Hello Friends! Thanks so much for stopping by and visiting my blog, Stock Picks Bob's Advice. As always, please remember that I am an amateur investor, so please remember to consult with your professional investment advisors prior to making any investment decisions based on information on this website.
I have a delicious stock pick for you :). The Cheesecake Factory (CAKE). Looking through the list of top % gainers on the NASDAQ today, I came across The Cheesecake Factory (CAKE), which closed at $34.88, up $3.89 on the day or 12.55%. I do not own any shares or options on this stock although I must confess I have eaten there once or twics :).
According to the Yahoo "Profile" on CAKE, the company "...operates upscale, full-service, and casual dining restaurants in the United States. The company operates its restaurants under The Cheesecake Factory and Grand Lux Cafe trademarks."
What drove the stock higher today, was an earnings report released yesterday after the close of the market. The 3rd quarter 2005 results released on October 18, 2005, reported on results for the quarter ended September 27, 2005.
During the quarter revenues increased 18% to $292.8 million. Net income jumped 43% to $21.9 million and diluted net income per share climbed 42% to $.27/share. However, same store sales, which in my humble opinion are quite significant for future company growth, came in at an anemic increase of 0.9% at The Cheesecake Factory and a more healthy 3.8% at the Grand Lux Cafe. Behind the nice move today were upgrades by both Piper Jaffrey and Bear Stearns who raised their assessment of the stock to "Outperform".
Looking longer-term at the "5-Yr Restated" financials from Morningstar.com, we can note the steady revenue growth from $.4 billion in 2000 to $1.1 billion in the trailing twelve months (TTM).
During this same time period, earnings have also been consistently rising from $.44/share in 2000 to the $.94/share in the TTM.
Free cash flow, while a bit erratic, has once again turned positive after a negative dip to $(12) million in 2004, but $14 million in the TTM.

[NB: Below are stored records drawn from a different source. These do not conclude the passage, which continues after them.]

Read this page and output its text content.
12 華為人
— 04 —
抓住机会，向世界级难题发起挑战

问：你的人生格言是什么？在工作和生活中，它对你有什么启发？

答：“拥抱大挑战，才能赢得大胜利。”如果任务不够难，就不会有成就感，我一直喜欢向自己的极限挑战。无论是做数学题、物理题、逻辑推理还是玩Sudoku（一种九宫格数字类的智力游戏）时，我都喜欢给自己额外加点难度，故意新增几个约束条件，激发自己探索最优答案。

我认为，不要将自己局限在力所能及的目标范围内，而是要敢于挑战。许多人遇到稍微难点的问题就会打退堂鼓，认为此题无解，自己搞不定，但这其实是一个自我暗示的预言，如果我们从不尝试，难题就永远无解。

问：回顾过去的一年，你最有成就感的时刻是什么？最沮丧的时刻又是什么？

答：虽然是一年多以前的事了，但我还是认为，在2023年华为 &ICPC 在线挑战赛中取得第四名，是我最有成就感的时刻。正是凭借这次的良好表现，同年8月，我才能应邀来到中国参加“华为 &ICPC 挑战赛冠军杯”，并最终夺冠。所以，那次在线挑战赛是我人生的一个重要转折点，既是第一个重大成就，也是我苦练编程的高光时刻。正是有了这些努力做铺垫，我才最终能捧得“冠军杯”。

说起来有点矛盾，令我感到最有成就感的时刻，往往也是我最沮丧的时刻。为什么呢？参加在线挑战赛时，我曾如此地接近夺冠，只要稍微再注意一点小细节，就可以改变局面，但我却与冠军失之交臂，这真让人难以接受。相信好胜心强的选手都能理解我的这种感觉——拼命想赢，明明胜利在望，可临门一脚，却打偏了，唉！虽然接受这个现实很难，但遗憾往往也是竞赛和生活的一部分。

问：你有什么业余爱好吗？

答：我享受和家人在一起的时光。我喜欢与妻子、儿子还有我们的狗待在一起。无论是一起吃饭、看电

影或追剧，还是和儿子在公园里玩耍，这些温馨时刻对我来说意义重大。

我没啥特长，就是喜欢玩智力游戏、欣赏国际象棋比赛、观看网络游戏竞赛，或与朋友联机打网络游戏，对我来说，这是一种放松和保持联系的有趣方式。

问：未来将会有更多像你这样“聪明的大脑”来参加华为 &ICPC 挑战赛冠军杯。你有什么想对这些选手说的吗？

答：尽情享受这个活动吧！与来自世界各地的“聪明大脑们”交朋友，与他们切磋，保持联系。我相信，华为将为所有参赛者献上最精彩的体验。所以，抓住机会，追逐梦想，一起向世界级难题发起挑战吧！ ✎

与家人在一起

The balance sheet is satisfactory with cash of $78.1 million and other current assets of $68.6 million; enough to cover the $114.5 million in current liabilities and start to pay down the $110.5 million in long-term liabilities.
Taking a look at Yahoo "Key Statistics" on CAKE, we find that this is a mid cap stock on the larger side of things with a market capitalization of $2.73 billion. The trailing p/e is a bit rich at 37.30, the forward p/e is better at 26.63, and the PEG isn't too bad at 1.31.

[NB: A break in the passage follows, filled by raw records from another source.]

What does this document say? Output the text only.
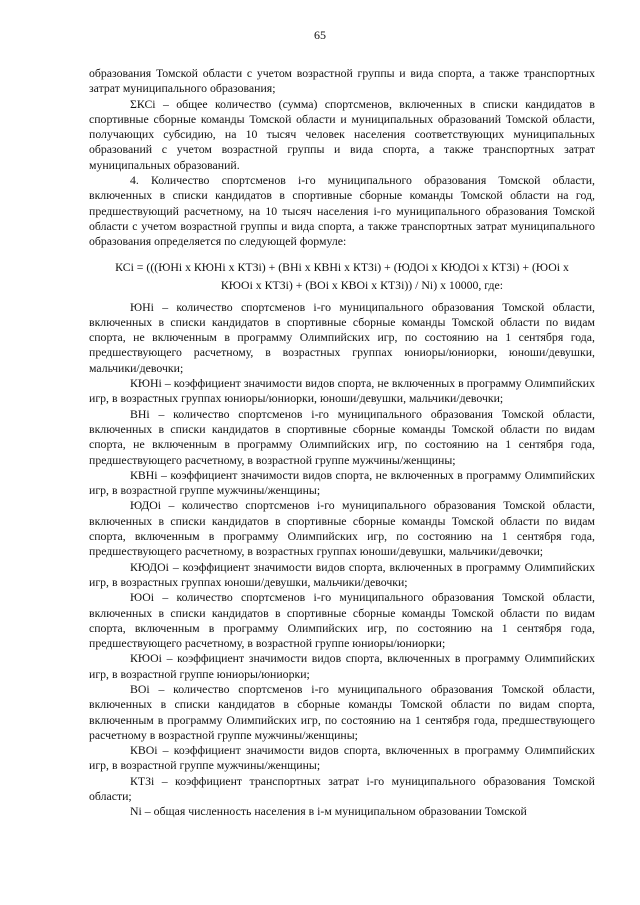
65

образования Томской области с учетом возрастной группы и вида спорта, а также транспортных затрат муниципального образования;

ΣКСi – общее количество (сумма) спортсменов, включенных в списки кандидатов в спортивные сборные команды Томской области и муниципальных образований Томской области, получающих субсидию, на 10 тысяч человек населения соответствующих муниципальных образований с учетом возрастной группы и вида спорта, а также транспортных затрат муниципальных образований.

4. Количество спортсменов i-го муниципального образования Томской области, включенных в списки кандидатов в спортивные сборные команды Томской области на год, предшествующий расчетному, на 10 тысяч населения i-го муниципального образования Томской области с учетом возрастной группы и вида спорта, а также транспортных затрат муниципального образования определяется по следующей формуле:

КСi = (((ЮНi х КЮНi х КТЗi) + (ВНi х КВНi х КТЗi) + (ЮДОi х КЮДОi х КТЗi) + (ЮОi х
КЮОi х КТЗi) + (ВОi х КВОi х КТЗi)) / Ni) х 10000, где:

ЮНi – количество спортсменов i-го муниципального образования Томской области, включенных в списки кандидатов в спортивные сборные команды Томской области по видам спорта, не включенным в программу Олимпийских игр, по состоянию на 1 сентября года, предшествующего расчетному, в возрастных группах юниоры/юниорки, юноши/девушки, мальчики/девочки;

КЮНi – коэффициент значимости видов спорта, не включенных в программу Олимпийских игр, в возрастных группах юниоры/юниорки, юноши/девушки, мальчики/девочки;

ВНi – количество спортсменов i-го муниципального образования Томской области, включенных в списки кандидатов в спортивные сборные команды Томской области по видам спорта, не включенным в программу Олимпийских игр, по состоянию на 1 сентября года, предшествующего расчетному, в возрастной группе мужчины/женщины;

КВНi – коэффициент значимости видов спорта, не включенных в программу Олимпийских игр, в возрастной группе мужчины/женщины;

ЮДОi – количество спортсменов i-го муниципального образования Томской области, включенных в списки кандидатов в спортивные сборные команды Томской области по видам спорта, включенным в программу Олимпийских игр, по состоянию на 1 сентября года, предшествующего расчетному, в возрастных группах юноши/девушки, мальчики/девочки;

КЮДОi – коэффициент значимости видов спорта, включенных в программу Олимпийских игр, в возрастных группах юноши/девушки, мальчики/девочки;

ЮОi – количество спортсменов i-го муниципального образования Томской области, включенных в списки кандидатов в спортивные сборные команды Томской области по видам спорта, включенным в программу Олимпийских игр, по состоянию на 1 сентября года, предшествующего расчетному, в возрастной группе юниоры/юниорки;

КЮОi – коэффициент значимости видов спорта, включенных в программу Олимпийских игр, в возрастной группе юниоры/юниорки;

ВОi – количество спортсменов i-го муниципального образования Томской области, включенных в списки кандидатов в сборные команды Томской области по видам спорта, включенным в программу Олимпийских игр, по состоянию на 1 сентября года, предшествующего расчетному в возрастной группе мужчины/женщины;

КВОi – коэффициент значимости видов спорта, включенных в программу Олимпийских игр, в возрастной группе мужчины/женщины;

КТЗi – коэффициент транспортных затрат i-го муниципального образования Томской области;

Ni – общая численность населения в i-м муниципальном образовании Томской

Using the Fidelity.com eresearch website, we can see that CAKE is in the "Restaurants" industrial group. Within this group, at least by the Price/Sales ratio evaluation, this stock looks pricey.
Leading the group in terms of Price/Sales ratio, The Cheesecake Factory (CAKE) sits at the top with a Price/Sales ratio of 2.3. Trailing this, Yum! Brands (YUM) is at 1.6, Applebee's (APPB) at 1.5, Wendy's(WEN) 1.4, Brinker International (EAT) at 0.9, and Darden (DRI) also at 0.9.
Looking once again at Yahoo, we can find that there are 78.37 million shares outstanding. Currently 5.24 million of the float is out short, representing 7.10% of the float or 7.7 trading days. Anything over 3.0 days needs to be taken seriously. The last stock split was 12/9/04, when CAKE underwent a 3:2 split.
What about the chart? Taking a look at the Stockcharts.com "Point & Figure" chart on CAKE, we can see that the stock was moving fairly horizontally between late 2000 and into late 2001. After bottoming at $13.50, the stock broke through resistance in late 2001, when the price surpassed $17, only to keep climbing to the current $35 level.
Overall, the price chart doesn't look that bad nor does the price appear over-extended.
So what do I think? Well first of all I like their food. That is about as far as a Peter Lynch as I can stretch myself :). The latest quarter was fairly solid although I have some concerns about the paltry less than 1% same store sales gain for the flagship The Cheesecake Factory" stores. In addition, the P/E is over 30, the PEG is over 1.25, and the Price/Sales places this stock at the top of its peer group of restaurant companies. This does not mean that the stock will not move higher from here. It is what they call "priced for perfection" and any disappointment may well drive marginal investors from this stock.